Gorani: Kurt will nicht viel Stimmen gewinnen, du würdest die gemeinsame Regierung, um Verantwortung zu teilen.

Der Opinionist Dukagjin Gorani hat erklärt, dass der amtierende Premierminister Albin Kurti, obwohl er 60% der Stimmen bei den Wahlen vom 7. Juni sucht, tatsächlich eine andere Sache denkt.
Auf der Ausstellung "Rubikon" im Kosovo sagte Gorani, Kurti wolle die Wahlen nicht überzeugend gewinnen, sondern bevorzugt eine Koalitionsregierung.

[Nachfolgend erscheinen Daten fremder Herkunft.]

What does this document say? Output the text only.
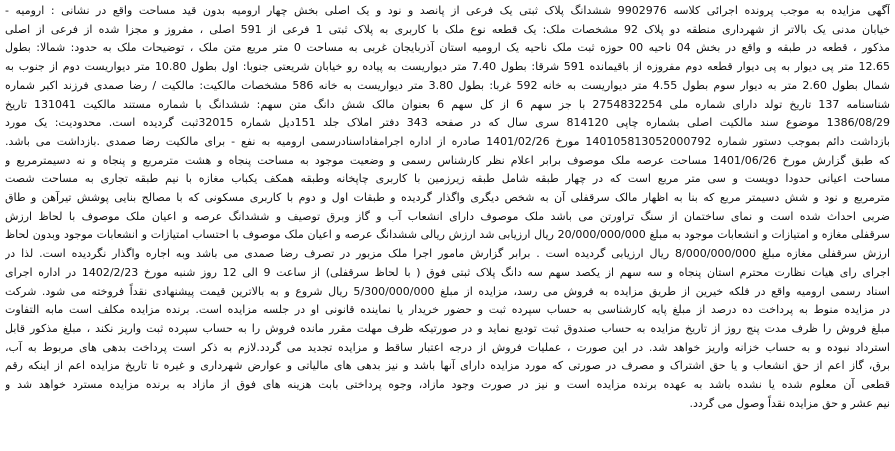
آگهی مزایده به موجب پرونده اجرائی کلاسه 9902976 ششدانگ پلاک ثبتی یک فرعی از پانصد و نود و یک اصلی بخش چهار ارومیه بدون قید مساحت واقع در نشانی : ارومیه -
خیابان مدنی یک بالاتر از شهرداری منطقه دو پلاک 92 مشخصات ملک: یک قطعه نوع ملک با کاربری به پلاک ثبتی 1 فرعی از 591 اصلی ، مفروز و مجزا شده از فرعی از اصلی
مذکور ، قطعه در طبقه و واقع در بخش 04 ناحیه 00 حوزه ثبت ملک ناحیه یک ارومیه استان آذربایجان غربی به مساحت 0 متر مربع متن ملک ، توضیحات ملک به حدود: شمالا: بطول
12.65 متر پی دیوار به پی دیوار قطعه دوم مفروزه از باقیمانده 591 شرقا: بطول 7.40 متر دیواریست به پیاده رو خیابان شریعتی جنوبا: اول بطول 10.80 متر دیواریست دوم از جنوب به
شمال بطول 2.60 متر به دیوار سوم بطول 4.55 متر دیواریست به خانه 592 غربا: بطول 3.80 متر دیواریست به خانه 586 مشخصات مالکیت: مالکیت / رضا صمدی فرزند اکبر شماره
شناسنامه 137 تاریخ تولد دارای شماره ملی 2754832254 با جز سهم 6 از کل سهم 6 بعنوان مالک شش دانگ متن سهم: ششدانگ با شماره مستند مالکیت 131041 تاریخ
1386/08/29 موضوع سند مالکیت اصلی بشماره چاپی 814120 سری سال که در صفحه 343 دفتر املاک جلد 151دیل شماره 32015ثبت گردیده است. محدودیت: یک مورد
بازداشت دائم بموجب دستور شماره 140105813052000792 مورخ 1401/02/26 صادره از اداره اجرامفاداسنادرسمی ارومیه به نفع - برای مالکیت رضا صمدی .بازداشت می باشد.
که طبق گزارش مورخ 1401/06/26 مساحت عرصه ملک موصوف برابر اعلام نظر کارشناس رسمی و وضعیت موجود به مساحت پنجاه و هشت مترمربع و پنجاه و نه دسیمترمربع و
مساحت اعیانی حدودا دویست و سی متر مربع است که در چهار طبقه شامل طبقه زیرزمین با کاربری چاپخانه وطبقه همکف یکباب مغازه با نیم طبقه تجاری به مساحت شصت
مترمربع و نود و شش دسیمتر مربع که بنا به اظهار مالک سرقفلی آن به شخص دیگری واگذار گردیده و طبقات اول و دوم با کاربری مسکونی که با مصالح بنایی پوشش تیرآهن و طاق
ضربی احداث شده است و نمای ساختمان از سنگ تراورتن می باشد ملک موصوف دارای انشعاب آب و گاز وبرق توصیف و ششدانگ عرصه و اعیان ملک موصوف با لحاظ ارزش
سرقفلی مغازه و امتیازات و انشعابات موجود به مبلغ 20/000/000/000 ریال ارزیابی شد ارزش ریالی ششدانگ عرصه و اعیان ملک موصوف با احتساب امتیازات و انشعابات موجود وبدون لحاظ
ارزش سرقفلی مغازه مبلغ 8/000/000/000 ریال ارزیابی گردیده است . برابر گزارش مامور اجرا ملک مزبور در تصرف رضا صمدی می باشد وبه اجاره واگذار نگردیده است. لذا در
اجرای رای هیات نظارت محترم استان پنجاه و سه سهم از یکصد سهم سه دانگ پلاک ثبتی فوق ( با لحاظ سرقفلی) از ساعت 9 الی 12 روز شنبه مورخ 1402/2/23 در اداره اجرای
اسناد رسمی ارومیه واقع در فلکه خیرین از طریق مزایده به فروش می رسد، مزایده از مبلغ 5/300/000/000 ریال شروع و به بالاترین قیمت پیشنهادی نقداً فروخته می شود. شرکت
در مزایده منوط به پرداخت ده درصد از مبلغ پایه کارشناسی به حساب سپرده ثبت و حضور خریدار یا نماینده قانونی او در جلسه مزایده است. برنده مزایده مکلف است مابه التفاوت
مبلغ فروش را ظرف مدت پنج روز از تاریخ مزایده به حساب صندوق ثبت تودیع نماید و در صورتیکه ظرف مهلت مقرر مانده فروش را به حساب سپرده ثبت واریز نکند ، مبلغ مذکور قابل
استرداد نبوده و به حساب خزانه واریز خواهد شد. در این صورت ، عملیات فروش از درجه اعتبار ساقط و مزایده تجدید می گردد.لازم به ذکر است پرداخت بدهی های مربوط به آب،
برق، گاز اعم از حق انشعاب و یا حق اشتراک و مصرف در صورتی که مورد مزایده دارای آنها باشد و نیز بدهی های مالیاتی و عوارض شهرداری و غیره تا تاریخ مزایده اعم از اینکه رقم
قطعی آن معلوم شده یا نشده باشد به عهده برنده مزایده است و نیز در صورت وجود مازاد، وجوه پرداختی بابت هزینه های فوق از مازاد به برنده مزایده مسترد خواهد شد و
نیم عشر و حق مزایده نقداً وصول می گردد.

Die Bemühungen des Kurtis sind klar, es ist ein Versuch, das aktuelle Wahlklima zu produzieren und zu erhalten, das nicht mehr Argumente, Fakten, Programme, sondern nur Senatoren berücksichtigt. Und Meldungen werden auf zwei reduziert: Hass gegen den Gegner und Versuch Rache. Ich glaube, Kurt hofft, dass er nicht viel gewinnt. Eine andere Sache ist, was er öffentlich sagt, eine andere ist, was er hofft. Was wir von ihm gesehen haben, ist sein anhaltender Wunsch, Koalitionsregierung zu haben, sagte Gorani in Rubik.
Der Grund, warum Kurti eine Koalitionsregierung bevorzugt, bezieht sich laut Gorani auf die gemeinsame Verantwortung für die Herausforderungen, vor denen Kosovo steht, insbesondere den Dialogprozess.
“E Regierungskoalition mit 60% können Sie dann nicht. Und auf der anderen Seite ist sein Motiv für Koalitionsregierungen sehr transparent: Es erfordert die Verteilung der Verantwortung angesichts der Schwierigkeiten, die Kosovo vor seinem Potenzial hat, insbesondere im Dialogprozess, der das größte politische Problem des Landes ist, sagte Gorani.